ROSLYN ORSTO (TIWI DESIGNS) AND DEAN TOEPFER
Tiwi artist Roslyn Orsto is renowned for her ochre paintings on canvas and paper that utilise the wooden comb technique. Her vibrant punarika (waterlily) textile design celebrates the presence of waterlilies in the lakes, ponds, rivers and running streams of her homeland as well as the integral role that the plants play in her community as both bush medicines and sources of nourishment.[ii] In realising a new form on which to display Rolsyn’s punarika designs, Dean Toepfer has created two armchairs with a minimalist aesthetic and finishes that depict Tiwi lore relating to the use and stories of punarika. “The first chair represents the calm and nurturing lakes and ponds where waterlilies provide bush medicines and food, while the second depicts the fire that the elders and traditional owners create to calm the Rainbow Serpent that rises if the waterlilies are taken without her permission”, Toepfer says. “Both chairs depict the balance and harmony that the traditional owners managed for millennia.”[iii]
Dean Toepfer and Roslyn Orsto, Pupuni Punarika (Good Waterlily) (black), 2021, Tasmanian Oak, cotton drill, 750 x 670 x 685 mm; Pupuni Punarika (Good Waterlily) (blue), 2021, Tasmanian Oak, cotton drill, 750 x 670 x 685 mm.

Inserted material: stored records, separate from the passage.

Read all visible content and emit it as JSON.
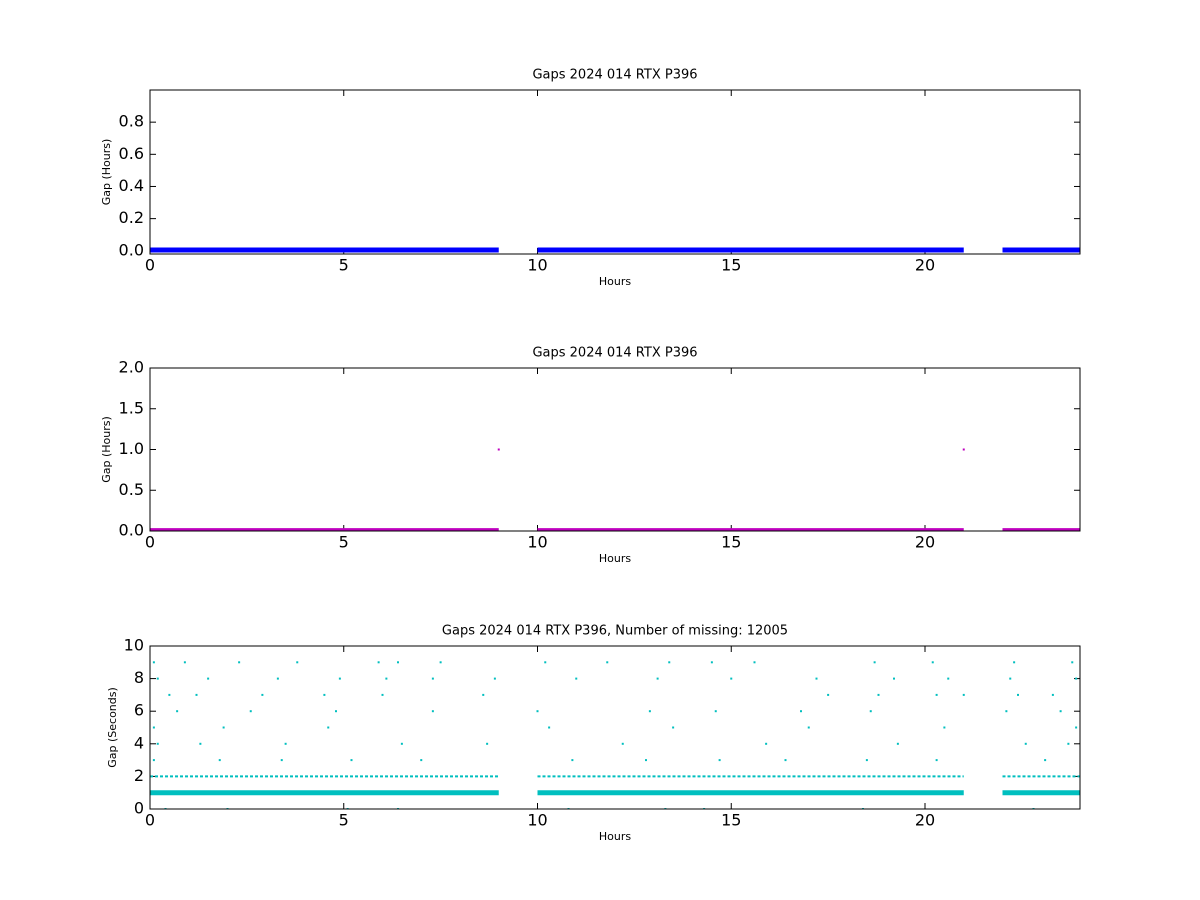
{
  "chart_data": [
    {
      "type": "scatter",
      "title": "Gaps 2024 014 RTX  P396",
      "xlabel": "Hours",
      "ylabel": "Gap (Hours)",
      "xlim": [
        0,
        24
      ],
      "xticks": [
        0,
        5,
        10,
        15,
        20
      ],
      "ylim": [
        -0.02,
        1
      ],
      "yticks": [
        {
          "value": 0,
          "label": "0.0"
        },
        0.2,
        0.4,
        0.6,
        0.8
      ],
      "series": [
        {
          "color": "#0000ff",
          "style": "line",
          "x": [
            0,
            9,
            9.5,
            10,
            21,
            21.5,
            22,
            24
          ],
          "values": [
            0.005,
            0.005,
            null,
            0.005,
            0.005,
            null,
            0.005,
            0.005
          ]
        }
      ]
    },
    {
      "type": "scatter",
      "title": "Gaps 2024 014 RTX  P396",
      "xlabel": "Hours",
      "ylabel": "Gap (Hours)",
      "xlim": [
        0,
        24
      ],
      "xticks": [
        0,
        5,
        10,
        15,
        20
      ],
      "ylim": [
        0,
        2
      ],
      "yticks": [
        {
          "value": 0,
          "label": "0.0"
        },
        0.5,
        {
          "value": 1,
          "label": "1.0"
        },
        1.5,
        {
          "value": 2,
          "label": "2.0"
        }
      ],
      "series": [
        {
          "color": "#bf00bf",
          "style": "line",
          "x": [
            0,
            9,
            9.5,
            10,
            21,
            21.5,
            22,
            24
          ],
          "values": [
            0.005,
            0.005,
            null,
            0.005,
            0.005,
            null,
            0.005,
            0.005
          ]
        },
        {
          "color": "#bf00bf",
          "style": "points",
          "x": [
            9,
            21
          ],
          "values": [
            1,
            1
          ]
        }
      ]
    },
    {
      "type": "scatter",
      "title": "Gaps 2024 014 RTX  P396, Number of missing: 12005",
      "xlabel": "Hours",
      "ylabel": "Gap (Seconds)",
      "xlim": [
        0,
        24
      ],
      "xticks": [
        0,
        5,
        10,
        15,
        20
      ],
      "ylim": [
        0,
        10
      ],
      "yticks": [
        0,
        2,
        4,
        6,
        8,
        10
      ],
      "series": [
        {
          "color": "#00bfbf",
          "style": "line",
          "x": [
            0,
            9,
            9.5,
            10,
            21,
            21.5,
            22,
            24
          ],
          "values": [
            1,
            1,
            null,
            1,
            1,
            null,
            1,
            1
          ]
        },
        {
          "color": "#00bfbf",
          "style": "line",
          "dashed": true,
          "x": [
            0,
            9,
            9.5,
            10,
            21,
            21.5,
            22,
            24
          ],
          "values": [
            2,
            2,
            null,
            2,
            2,
            null,
            2,
            2
          ]
        },
        {
          "color": "#00bfbf",
          "style": "points",
          "x": [
            0.1,
            0.9,
            2.3,
            3.8,
            5.9,
            6.4,
            7.5,
            10.2,
            11.8,
            13.4,
            14.5,
            15.6,
            18.7,
            20.2,
            22.3,
            23.8
          ],
          "values": [
            9,
            9,
            9,
            9,
            9,
            9,
            9,
            9,
            9,
            9,
            9,
            9,
            9,
            9,
            9,
            9
          ]
        },
        {
          "color": "#00bfbf",
          "style": "points",
          "x": [
            0.2,
            1.5,
            3.3,
            4.9,
            6.1,
            7.3,
            8.9,
            11.0,
            13.1,
            15.0,
            17.2,
            19.2,
            20.6,
            22.2,
            23.9
          ],
          "values": [
            8,
            8,
            8,
            8,
            8,
            8,
            8,
            8,
            8,
            8,
            8,
            8,
            8,
            8,
            8
          ]
        },
        {
          "color": "#00bfbf",
          "style": "points",
          "x": [
            0.5,
            1.2,
            2.9,
            4.5,
            6.0,
            8.6,
            17.5,
            18.8,
            20.3,
            21.0,
            22.4,
            23.3
          ],
          "values": [
            7,
            7,
            7,
            7,
            7,
            7,
            7,
            7,
            7,
            7,
            7,
            7
          ]
        },
        {
          "color": "#00bfbf",
          "style": "points",
          "x": [
            0.7,
            2.6,
            4.8,
            7.3,
            10.0,
            12.9,
            14.6,
            16.8,
            18.6,
            22.1,
            23.5
          ],
          "values": [
            6,
            6,
            6,
            6,
            6,
            6,
            6,
            6,
            6,
            6,
            6
          ]
        },
        {
          "color": "#00bfbf",
          "style": "points",
          "x": [
            0.1,
            1.9,
            4.6,
            10.3,
            13.5,
            17.0,
            20.5,
            23.9
          ],
          "values": [
            5,
            5,
            5,
            5,
            5,
            5,
            5,
            5
          ]
        },
        {
          "color": "#00bfbf",
          "style": "points",
          "x": [
            0.2,
            1.3,
            3.5,
            6.5,
            8.7,
            12.2,
            15.9,
            19.3,
            22.6,
            23.7
          ],
          "values": [
            4,
            4,
            4,
            4,
            4,
            4,
            4,
            4,
            4,
            4
          ]
        },
        {
          "color": "#00bfbf",
          "style": "points",
          "x": [
            0.1,
            1.8,
            3.4,
            5.2,
            7.0,
            10.9,
            12.8,
            14.7,
            16.4,
            18.5,
            20.3,
            23.1
          ],
          "values": [
            3,
            3,
            3,
            3,
            3,
            3,
            3,
            3,
            3,
            3,
            3,
            3
          ]
        },
        {
          "color": "#00bfbf",
          "style": "points",
          "x": [
            0.4,
            2.0,
            5.1,
            6.4,
            10.8,
            13.3,
            14.3,
            18.4,
            22.8
          ],
          "values": [
            0,
            0,
            0,
            0,
            0,
            0,
            0,
            0,
            0
          ]
        }
      ]
    }
  ]
}
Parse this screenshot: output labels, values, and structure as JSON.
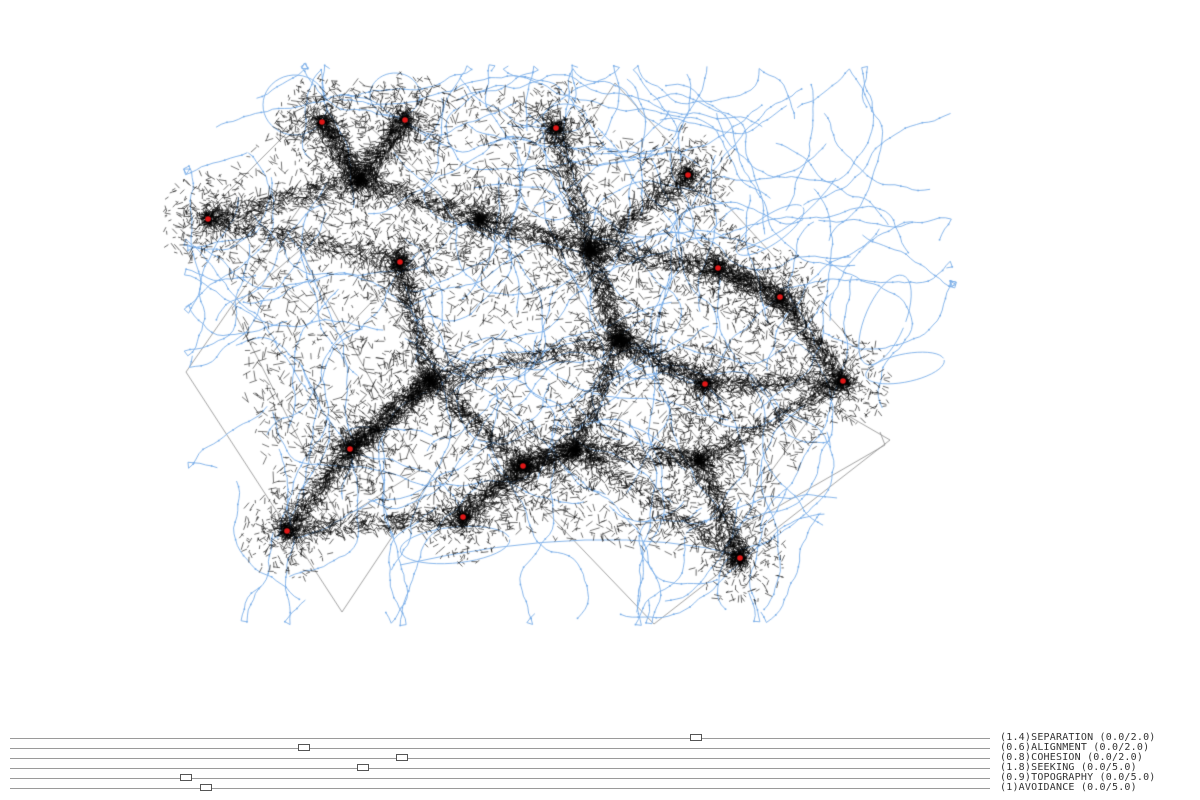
{
  "colors": {
    "background": "#ffffff",
    "trail": "#000000",
    "path": "#7aaee8",
    "agent": "#e01818",
    "boundary": "#8c8c8c",
    "slider_track": "#9a9a9a"
  },
  "sliders": [
    {
      "id": "separation",
      "label": "(1.4)SEPARATION (0.0/2.0)",
      "value": 1.4,
      "min": 0.0,
      "max": 2.0
    },
    {
      "id": "alignment",
      "label": "(0.6)ALIGNMENT (0.0/2.0)",
      "value": 0.6,
      "min": 0.0,
      "max": 2.0
    },
    {
      "id": "cohesion",
      "label": "(0.8)COHESION (0.0/2.0)",
      "value": 0.8,
      "min": 0.0,
      "max": 2.0
    },
    {
      "id": "seeking",
      "label": "(1.8)SEEKING (0.0/5.0)",
      "value": 1.8,
      "min": 0.0,
      "max": 5.0
    },
    {
      "id": "topography",
      "label": "(0.9)TOPOGRAPHY (0.0/5.0)",
      "value": 0.9,
      "min": 0.0,
      "max": 5.0
    },
    {
      "id": "avoidance",
      "label": "(1)AVOIDANCE (0.0/5.0)",
      "value": 1.0,
      "min": 0.0,
      "max": 5.0
    }
  ]
}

RAYLENE BONSON (BÁBBARRA WOMEN’S CENTRE) AND DANIEL EMMA
Ndjébbana–Kuninjku textile artist Raylene Bonson specialises in the linocut printing technique and is renowned for her designs depicting ancestral stories and ceremonial objects, particularly lorrkkon (hollow log for burial ceremony), kunmadj (dillybag) and mandjabu (conical fishtrap).[iv] She was mentored by her late mother, Nancy Gununwanga, a senior textile artist at Bábbarra Designs and a founding member of the Bábbarra Women’s Centre. Her sophisticated silkscreened wubbunj (paperbark canoe/makassan boat) fabric design was inspired by the story of her partner’s father, who travelled with other men from Nakalarramba across the river to Djomi and, upon finding fresh water, settled on the land that became Maningrida.[v] Inspired by and keen to reflect life in and around Maningrida, Emma Aiston and Daniel To have designed foldable utilitarian loveseats that celebrate “the transportable nature of wubbunj and the thought that this is something that can be moved around and used with relative ease.”[vi]
Daniel Emma and Raylene Bonson, Love Bench With Back, 2021, powder coated steel, screen printed canvas wubbunj, 620 x 1100 x 380 mm; Love Bench Without Back, 2021, powder coated steel, screen printed canvas wubbunj, 620 x 1100 x 380 mm.
Rekkan / Tamuwu / Nyinakati (sit/sit down)
Rekkan / Tamuwu / Nyinakati (sit/sit down) is exhibiting in Collect at JamFactory Adelaide until 28 November 2021 as part of Tarnanthi 2021, the Art Gallery of South Australia’s Festival of Contemporary Aboriginal and Torres Strait Islander Art.
Exhibitors: Raylene Bonson from Bábbarra Women’s Centre in Maningrida, NT and creative duo Daniel To and Emma Aiston from design studio Daniel Emma; Keturah Nangala Zimran from Ikuntji Artists in Haasts Bluff, NT and designer Caren Elliss; Roslyn Orsto from Tiwi Designs in Wurrumiyanga, NT and furniture and lighting designer Dean Toepfer.